I had drawn upon a tradition of my Irish family when I appointed Patrick a spiritual guardian. He needed someone loving and strong. Who better, I’d decided, than Mary, the Mother of Jesus? “Mary is a mother,” I implored God. “She knows a mother’s love. Give Tara and me Mary’s strength to return Patrick if you call, and please don’t let our little one suffer.”
Over the years, Patrick had many health scares. Worry and panic often overrode my faith. It got to the point that even a simple case of toddler sniffles had me begging God: In the name of the Blessed Mother, please not today.

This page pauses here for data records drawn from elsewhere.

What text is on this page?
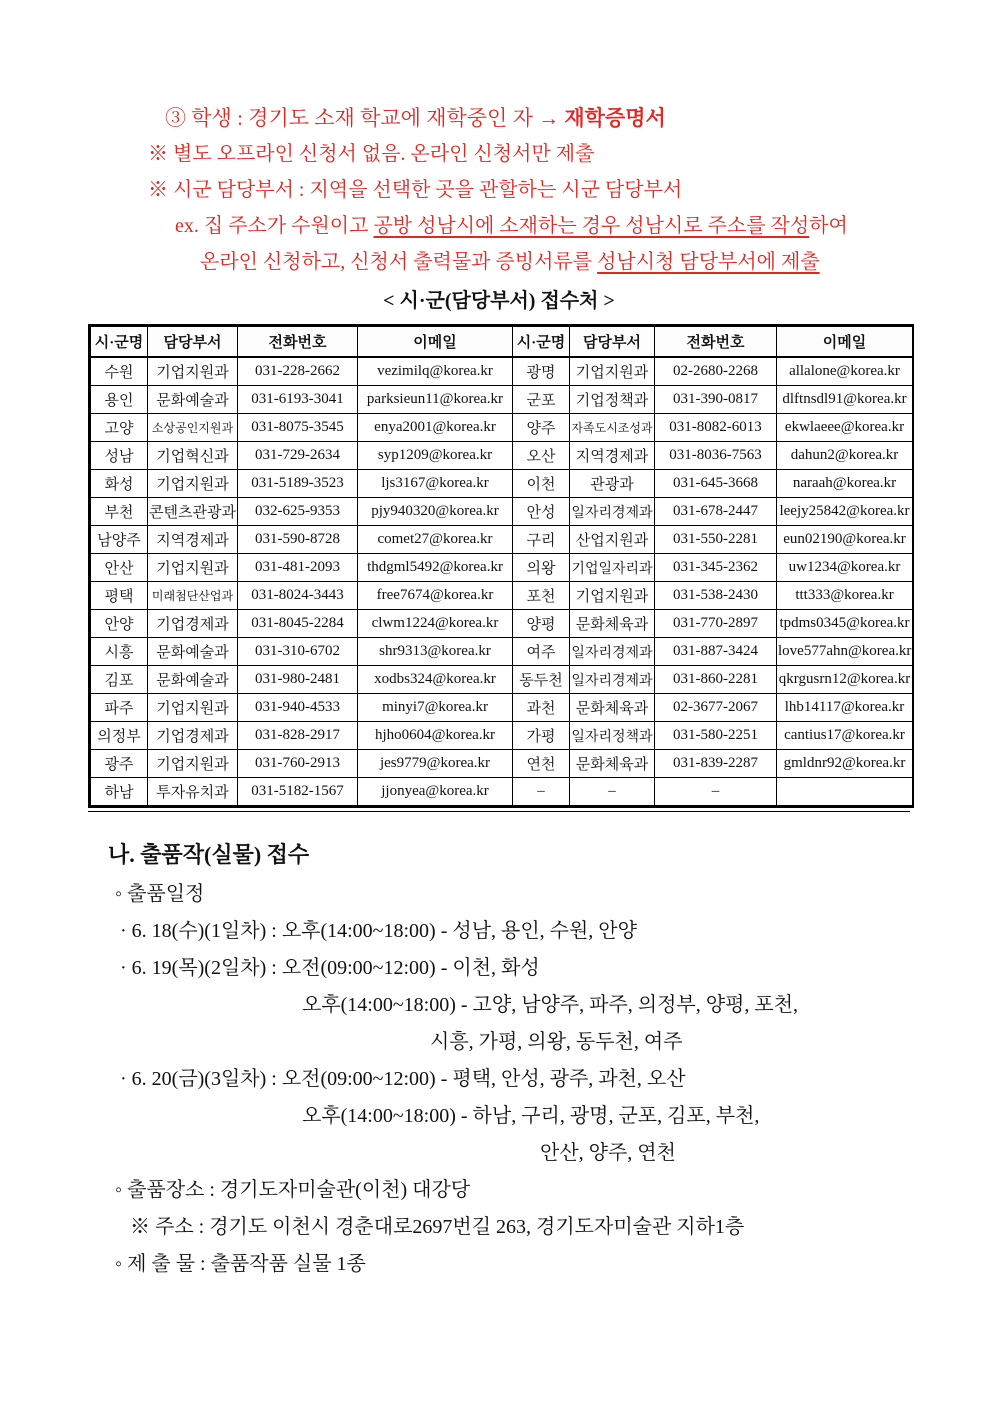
③ 학생 : 경기도 소재 학교에 재학중인 자 → 재학증명서

※ 별도 오프라인 신청서 없음. 온라인 신청서만 제출

※ 시군 담당부서 : 지역을 선택한 곳을 관할하는 시군 담당부서

ex. 집 주소가 수원이고 공방 성남시에 소재하는 경우 성남시로 주소를 작성하여

온라인 신청하고, 신청서 출력물과 증빙서류를 성남시청 담당부서에 제출

< 시·군(담당부서) 접수처 >
시·군명	담당부서	전화번호	이메일	시·군명	담당부서	전화번호	이메일
수원	기업지원과	031-228-2662	vezimilq@korea.kr	광명	기업지원과	02-2680-2268	allalone@korea.kr
용인	문화예술과	031-6193-3041	parksieun11@korea.kr	군포	기업정책과	031-390-0817	dlftnsdl91@korea.kr
고양	소상공인지원과	031-8075-3545	enya2001@korea.kr	양주	자족도시조성과	031-8082-6013	ekwlaeee@korea.kr
성남	기업혁신과	031-729-2634	syp1209@korea.kr	오산	지역경제과	031-8036-7563	dahun2@korea.kr
화성	기업지원과	031-5189-3523	ljs3167@korea.kr	이천	관광과	031-645-3668	naraah@korea.kr
부천	콘텐츠관광과	032-625-9353	pjy940320@korea.kr	안성	일자리경제과	031-678-2447	leejy25842@korea.kr
남양주	지역경제과	031-590-8728	comet27@korea.kr	구리	산업지원과	031-550-2281	eun02190@korea.kr
안산	기업지원과	031-481-2093	thdgml5492@korea.kr	의왕	기업일자리과	031-345-2362	uw1234@korea.kr
평택	미래첨단산업과	031-8024-3443	free7674@korea.kr	포천	기업지원과	031-538-2430	ttt333@korea.kr
안양	기업경제과	031-8045-2284	clwm1224@korea.kr	양평	문화체육과	031-770-2897	tpdms0345@korea.kr
시흥	문화예술과	031-310-6702	shr9313@korea.kr	여주	일자리경제과	031-887-3424	love577ahn@korea.kr
김포	문화예술과	031-980-2481	xodbs324@korea.kr	동두천	일자리경제과	031-860-2281	qkrgusrn12@korea.kr
파주	기업지원과	031-940-4533	minyi7@korea.kr	과천	문화체육과	02-3677-2067	lhb14117@korea.kr
의정부	기업경제과	031-828-2917	hjho0604@korea.kr	가평	일자리정책과	031-580-2251	cantius17@korea.kr
광주	기업지원과	031-760-2913	jes9779@korea.kr	연천	문화체육과	031-839-2287	gmldnr92@korea.kr
하남	투자유치과	031-5182-1567	jjonyea@korea.kr	–	–	–	

나. 출품작(실물) 접수

◦ 출품일정

· 6. 18(수)(1일차) : 오후(14:00~18:00) - 성남, 용인, 수원, 안양

· 6. 19(목)(2일차) : 오전(09:00~12:00) - 이천, 화성

오후(14:00~18:00) - 고양, 남양주, 파주, 의정부, 양평, 포천,

시흥, 가평, 의왕, 동두천, 여주

· 6. 20(금)(3일차) : 오전(09:00~12:00) - 평택, 안성, 광주, 과천, 오산

오후(14:00~18:00) - 하남, 구리, 광명, 군포, 김포, 부천,

안산, 양주, 연천

◦ 출품장소 : 경기도자미술관(이천) 대강당

※ 주소 : 경기도 이천시 경춘대로2697번길 263, 경기도자미술관 지하1층

◦ 제 출 물 : 출품작품 실물 1종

I hoped the bathroom would be empty. A sanctuary. But a gray-haired woman with beautiful skin the color of creamed coffee stood by the sink, blotting her tears with a paper towel. Our eyes met in the mirror. “Are you okay?” I asked, trying to swallow my own tears. No need for two of us to be blubbering.

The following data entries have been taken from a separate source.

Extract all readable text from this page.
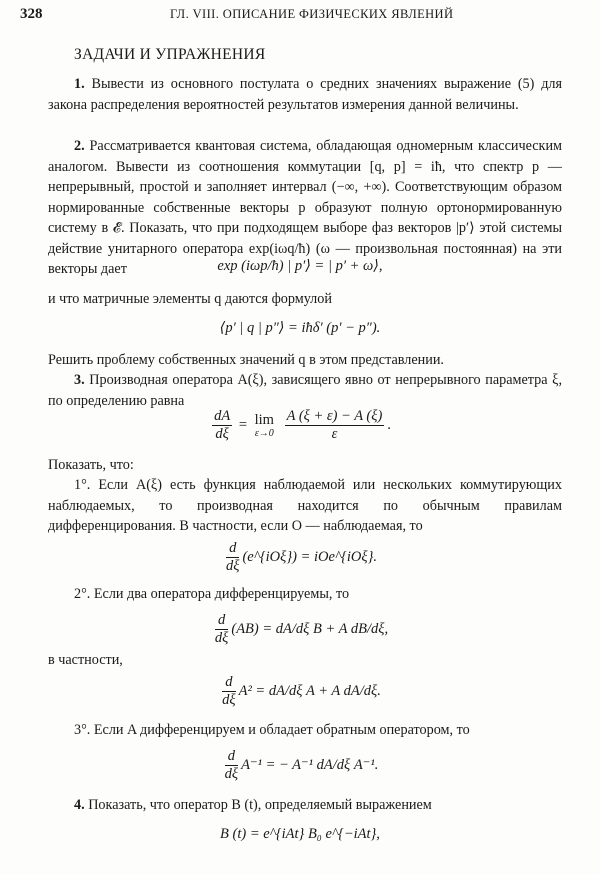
328	ГЛ. VIII. ОПИСАНИЕ ФИЗИЧЕСКИХ ЯВЛЕНИЙ
ЗАДАЧИ И УПРАЖНЕНИЯ

1. Вывести из основного постулата о средних значениях выражение (5) для закона распределения вероятностей результатов измерения данной величины.

2. Рассматривается квантовая система, обладающая одномерным классическим аналогом. Вывести из соотношения коммутации [q, p] = iħ, что спектр p — непрерывный, простой и заполняет интервал (−∞, +∞). Соответствующим образом нормированные собственные векторы p образуют полную ортонормированную систему в 𝓔. Показать, что при подходящем выборе фаз векторов |p′⟩ этой системы действие унитарного оператора exp(iωq/ħ) (ω — произвольная постоянная) на эти векторы дает	exp (iωp/ħ) | p′⟩ = | p′ + ω⟩,

и что матричные элементы q даются формулой

⟨p′ | q | p″⟩ = iħδ′ (p′ − p″).

Решить проблему собственных значений q в этом представлении.

3. Производная оператора A(ξ), зависящего явно от непрерывного параметра ξ, по определению равна

$\frac{dA}{d\xi} = \lim$
ε→0
$\frac{A (\xi + \varepsilon) - A (\xi)}{\varepsilon}$ .

Показать, что:

1°. Если A(ξ) есть функция наблюдаемой или нескольких коммутирующих наблюдаемых, то производная находится по обычным правилам дифференцирования. В частности, если O — наблюдаемая, то

$\frac{d}{d\xi}$ (e^{iOξ}) = iOe^{iOξ}.

2°. Если два оператора дифференцируемы, то

$\frac{d}{d\xi} (AB) = dA/d\xi$ B + A dB/dξ,

в частности,

$\frac{d}{d\xi} A^2 = dA/d\xi$ A + A dA/dξ.

3°. Если A дифференцируем и обладает обратным оператором, то

$\frac{d}{d\xi} A^{-1}$ = − A⁻¹ dA/dξ A⁻¹.

4. Показать, что оператор B (t), определяемый выражением

B (t) = e^{iAt} B₀ e^{−iAt},
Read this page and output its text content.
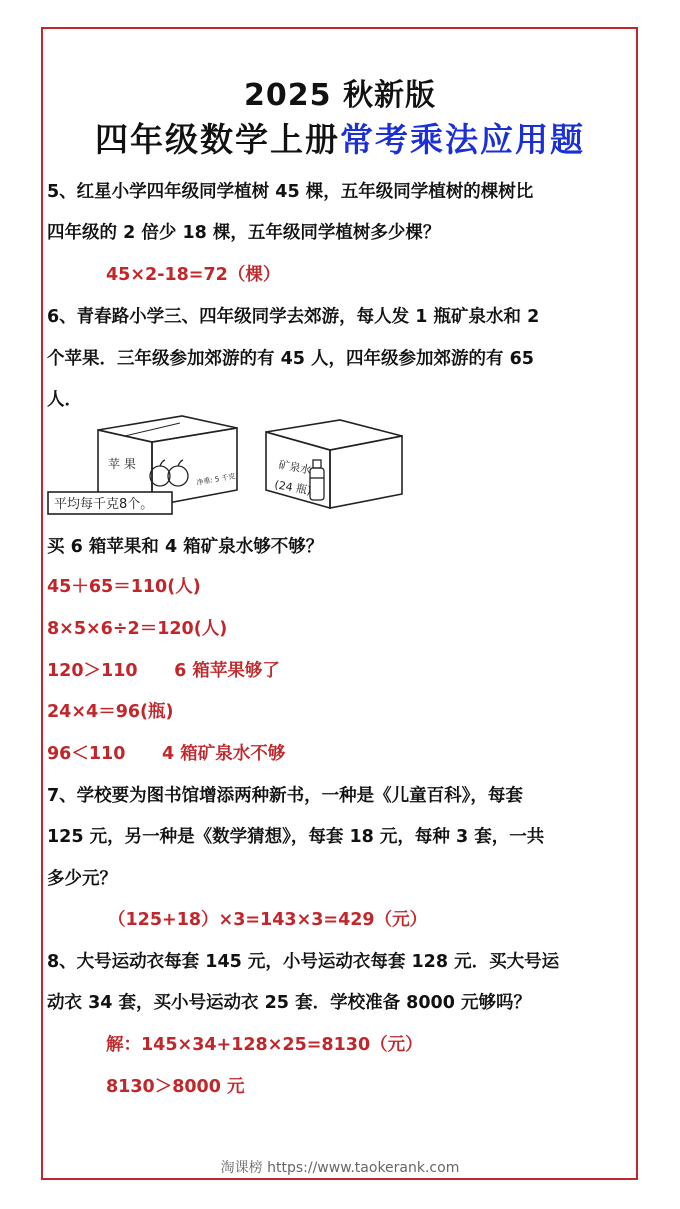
2025 秋新版
四年级数学上册常考乘法应用题
5、红星小学四年级同学植树 45 棵，五年级同学植树的棵树比
四年级的 2 倍少 18 棵，五年级同学植树多少棵？
45×2-18=72（棵）
6、青春路小学三、四年级同学去郊游，每人发 1 瓶矿泉水和 2
个苹果．三年级参加郊游的有 45 人，四年级参加郊游的有 65
人．
苹 果
净重: 5 千克
平均每千克8个。
矿泉水
(24 瓶)
买 6 箱苹果和 4 箱矿泉水够不够？
45＋65＝110(人)
8×5×6÷2＝120(人)
120＞110      6 箱苹果够了
24×4＝96(瓶)
96＜110      4 箱矿泉水不够
7、学校要为图书馆增添两种新书，一种是《儿童百科》，每套
125 元，另一种是《数学猜想》，每套 18 元，每种 3 套，一共
多少元？
（125+18）×3=143×3=429（元）
8、大号运动衣每套 145 元，小号运动衣每套 128 元．买大号运
动衣 34 套，买小号运动衣 25 套．学校准备 8000 元够吗？
解：145×34+128×25=8130（元）
8130＞8000 元
淘课榜 https://www.taokerank.com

She turned, looked at me for what felt like a long moment. Then she said, “Depends on what you consider okay. These are tears of gratitude.”
“Happy tears?” I asked.
“You could say that. We were on our way home to Florida from a wedding in Boston when our daughter got terrible pains in her legs. This was the nearest hospital. The MRI confirmed it was only a pinched nerve this time, so we’re going home today. She’s out in the car now with her father.”
I passed her another paper towel. “That is great news!” I said. “She’s had health problems before?”
“Many,” the woman said. “She’s an adult, but she has the mental age of a five-year-old. She’s nonverbal, which makes it hard to express how she’s feeling. I understand her signing but most people don’t.”
“She has a hearing impairment?”
The woman dropped her paper towels into the trash can. “No. She has a condition called cri du chat syndrome.”
I stared at her, my heart pounding and the room spinning. “She has cri du chat?”
“You’ve heard of it?”
“Yes,” I said. “My grandson has it. We were told that he would have severe health problems and a shorter life expectancy.”
“We were told the same,” the woman said. “Years ago, when they knew nothing about it. Doctors say a lot of things, but they forget that God has his own timetable. My daughter? She’s fifty years old.”
“Fifty! She’s fifty?” My words came out in a burst of astonishment.
The woman smiled and nodded, then checked her watch. “I have to get going before my husband leaves without me, but I will pray for your grandson. What is his name?”
“Patrick,” I said. “Thank you. Running into you helped me more than you’ll ever know. What’s your daughter’s name? I’ll pray for her too.”
“Mary,” she replied. “Her name is Mary.”
The woman left the bathroom. I followed shortly after. I returned to Tara and my grandson just in time to hear the results of his MRI: no tumor. A false alarm.
“God, in the name of Mary, be with us, give us hope.” I still say those words every day, and I know someone is listening. Today Patrick is eight and getting stronger. Not just surviving, but thriving.